John Squire ouvre la porte à une suite d’improvisations où la guitare devient kaléidoscope. Reverb, delay, wah-wah : il tisse des nappes de sons liquides, dignes des grandes heures du Electric Ladyland d’Hendrix ou des arabesques de Kevin Shields chez My Bloody Valentine. Mais là où le shoegaze reste souvent introspectif, ici tout appelle au corps, à la danse, à la communion.

La basse de Mani groove avec une légèreté toute Motown, tandis que Reni, batteur inhumain de précision et de feeling, impose une rythmique qui oscille entre le breakbeat et la trance organique. Ce qui commence comme une jam finit en transe collective. Ce n’est plus un morceau rock : c’est un rituel.

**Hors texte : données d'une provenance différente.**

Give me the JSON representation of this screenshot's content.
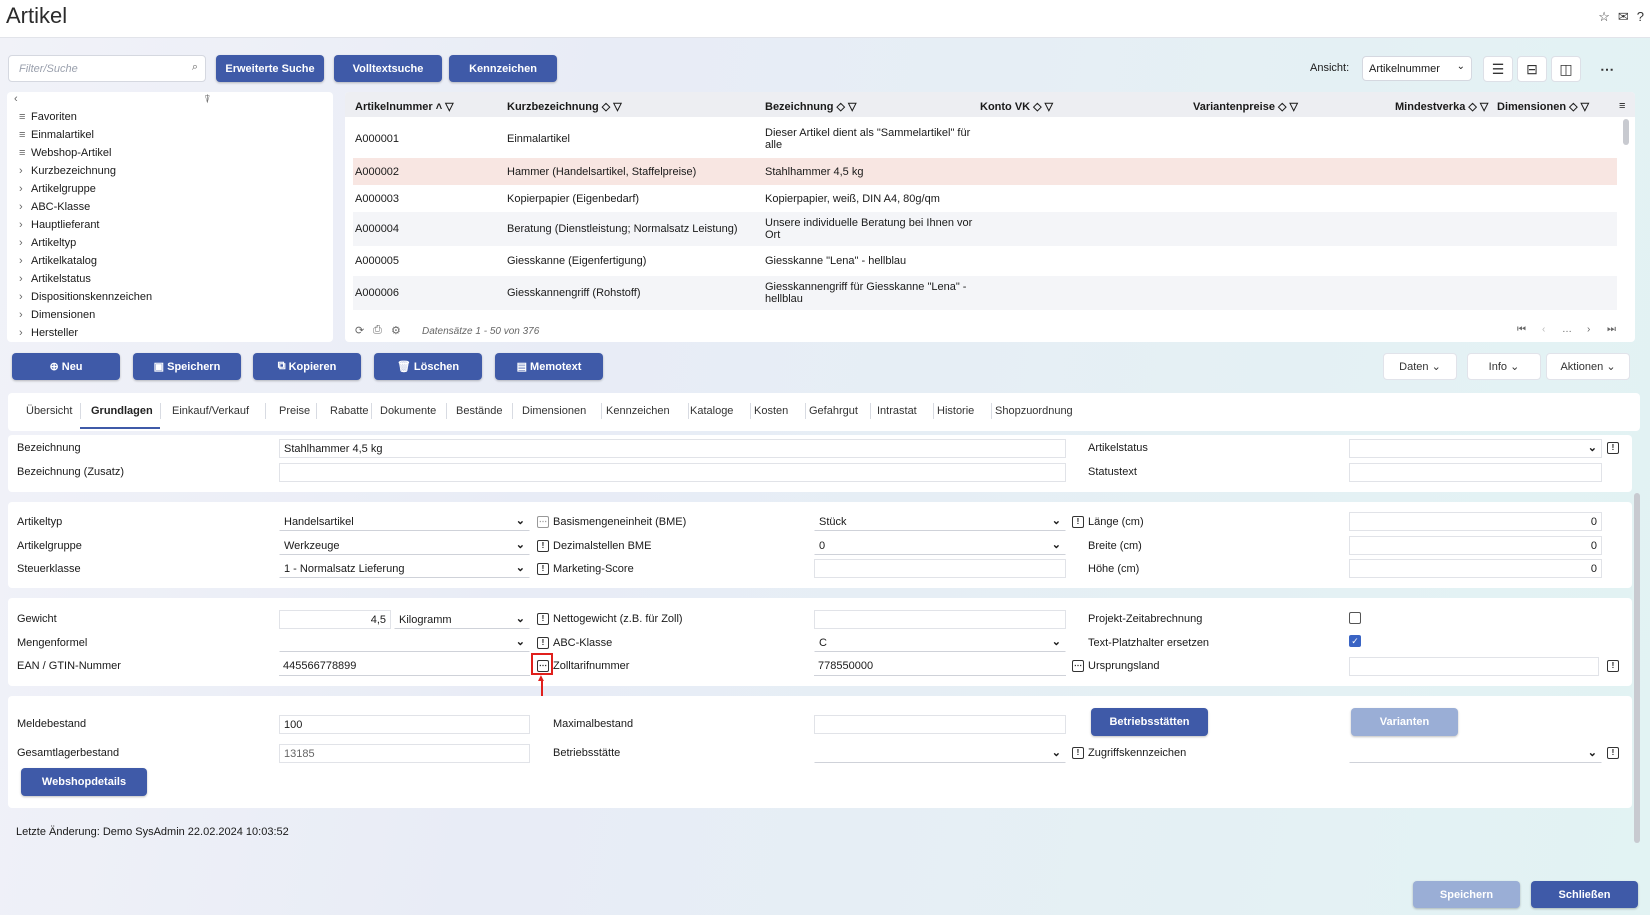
{
  "app": {
    "title": "Artikel",
    "icons": [
      "star-icon",
      "mail-icon",
      "help-icon"
    ]
  },
  "toolbar": {
    "search_placeholder": "Filter/Suche",
    "erweiterte_suche": "Erweiterte Suche",
    "volltextsuche": "Volltextsuche",
    "kennzeichen": "Kennzeichen",
    "ansicht_label": "Ansicht:",
    "ansicht_value": "Artikelnummer"
  },
  "tree": {
    "items": [
      {
        "label": "Favoriten",
        "icon": "filter-list-icon"
      },
      {
        "label": "Einmalartikel",
        "icon": "filter-list-icon"
      },
      {
        "label": "Webshop-Artikel",
        "icon": "filter-list-icon"
      },
      {
        "label": "Kurzbezeichnung",
        "icon": "chevron-right-icon"
      },
      {
        "label": "Artikelgruppe",
        "icon": "chevron-right-icon"
      },
      {
        "label": "ABC-Klasse",
        "icon": "chevron-right-icon"
      },
      {
        "label": "Hauptlieferant",
        "icon": "chevron-right-icon"
      },
      {
        "label": "Artikeltyp",
        "icon": "chevron-right-icon"
      },
      {
        "label": "Artikelkatalog",
        "icon": "chevron-right-icon"
      },
      {
        "label": "Artikelstatus",
        "icon": "chevron-right-icon"
      },
      {
        "label": "Dispositionskennzeichen",
        "icon": "chevron-right-icon"
      },
      {
        "label": "Dimensionen",
        "icon": "chevron-right-icon"
      },
      {
        "label": "Hersteller",
        "icon": "chevron-right-icon"
      }
    ]
  },
  "grid": {
    "columns": [
      "Artikelnummer",
      "Kurzbezeichnung",
      "Bezeichnung",
      "Konto VK",
      "Variantenpreise",
      "Mindestverka",
      "Dimensionen"
    ],
    "rows": [
      [
        "A000001",
        "Einmalartikel",
        "Dieser Artikel dient als \"Sammelartikel\" für alle"
      ],
      [
        "A000002",
        "Hammer (Handelsartikel, Staffelpreise)",
        "Stahlhammer 4,5 kg"
      ],
      [
        "A000003",
        "Kopierpapier (Eigenbedarf)",
        "Kopierpapier, weiß, DIN A4, 80g/qm"
      ],
      [
        "A000004",
        "Beratung (Dienstleistung; Normalsatz Leistung)",
        "Unsere individuelle Beratung bei Ihnen vor Ort"
      ],
      [
        "A000005",
        "Giesskanne (Eigenfertigung)",
        "Giesskanne \"Lena\" - hellblau"
      ],
      [
        "A000006",
        "Giesskannengriff (Rohstoff)",
        "Giesskannengriff für Giesskanne \"Lena\" - hellblau"
      ]
    ],
    "footer": "Datensätze 1 - 50 von 376",
    "pager": "…"
  },
  "actions": {
    "neu": "Neu",
    "speichern": "Speichern",
    "kopieren": "Kopieren",
    "loeschen": "Löschen",
    "memotext": "Memotext",
    "daten": "Daten",
    "info": "Info",
    "aktionen": "Aktionen"
  },
  "tabs": [
    "Übersicht",
    "Grundlagen",
    "Einkauf/Verkauf",
    "Preise",
    "Rabatte",
    "Dokumente",
    "Bestände",
    "Dimensionen",
    "Kennzeichen",
    "Kataloge",
    "Kosten",
    "Gefahrgut",
    "Intrastat",
    "Historie",
    "Shopzuordnung"
  ],
  "form": {
    "bezeichnung_label": "Bezeichnung",
    "bezeichnung": "Stahlhammer 4,5 kg",
    "bezeichnung_zusatz_label": "Bezeichnung (Zusatz)",
    "bezeichnung_zusatz": "",
    "artikelstatus_label": "Artikelstatus",
    "statustext_label": "Statustext",
    "artikeltyp_label": "Artikeltyp",
    "artikeltyp": "Handelsartikel",
    "artikelgruppe_label": "Artikelgruppe",
    "artikelgruppe": "Werkzeuge",
    "steuerklasse_label": "Steuerklasse",
    "steuerklasse": "1 - Normalsatz Lieferung",
    "bme_label": "Basismengeneinheit (BME)",
    "bme": "Stück",
    "dezimal_label": "Dezimalstellen BME",
    "dezimal": "0",
    "marketing_label": "Marketing-Score",
    "marketing": "",
    "laenge_label": "Länge (cm)",
    "laenge": "0",
    "breite_label": "Breite (cm)",
    "breite": "0",
    "hoehe_label": "Höhe (cm)",
    "hoehe": "0",
    "gewicht_label": "Gewicht",
    "gewicht": "4,5",
    "gewicht_einheit": "Kilogramm",
    "mengenformel_label": "Mengenformel",
    "ean_label": "EAN / GTIN-Nummer",
    "ean": "445566778899",
    "netto_label": "Nettogewicht (z.B. für Zoll)",
    "abc_label": "ABC-Klasse",
    "abc": "C",
    "zoll_label": "Zolltarifnummer",
    "zoll": "778550000",
    "projekt_label": "Projekt-Zeitabrechnung",
    "projekt_checked": false,
    "platzhalter_label": "Text-Platzhalter ersetzen",
    "platzhalter_checked": true,
    "ursprung_label": "Ursprungsland",
    "melde_label": "Meldebestand",
    "melde": "100",
    "gesamt_label": "Gesamtlagerbestand",
    "gesamt": "13185",
    "max_label": "Maximalbestand",
    "betriebsstaette_label": "Betriebsstätte",
    "betriebsstaetten_btn": "Betriebsstätten",
    "varianten_btn": "Varianten",
    "zugriff_label": "Zugriffskennzeichen",
    "webshop_btn": "Webshopdetails"
  },
  "status": "Letzte Änderung: Demo SysAdmin 22.02.2024 10:03:52",
  "bottom": {
    "speichern": "Speichern",
    "schliessen": "Schließen"
  },
  "colors": {
    "primary": "#3f5aa8",
    "selected_row": "#f8e6e2",
    "highlight": "#e0201c"
  }
}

John Leckie, architecte du vertige

L’ingénierie sonore de John Leckie est essentielle ici. Vétéran ayant bossé avec Pink Floyd et XTC, il capte la dualité des Stone Roses : leur rage et leur élégance. Le mixage, ample mais jamais écrasant, laisse respirer chaque instrument. La spatialisation est cruciale dans la dernière partie : guitares panoramiques, delays tournoyants, batterie au centre comme un battement cardiaque.

En studio, les sessions furent chaotiques — comme souvent avec les Roses. Mais ce chaos est maîtrisé, converti en beauté. C’est l’anti-product de la pop calibrée : un final libre, ouvert, où le morceau devient un espace, une invitation à la dérive.


Une résurrection pour l’histoire : héritage et postérité

À sa sortie, « I Am the Resurrection » clôt un album qui changera la donne. Si Oasis construira plus tard son royaume sur la même arrogance électrique, les Stone Roses sont les pionniers. Leur attitude, leur look, leur refus des règles du jeu : tout est là, en germe.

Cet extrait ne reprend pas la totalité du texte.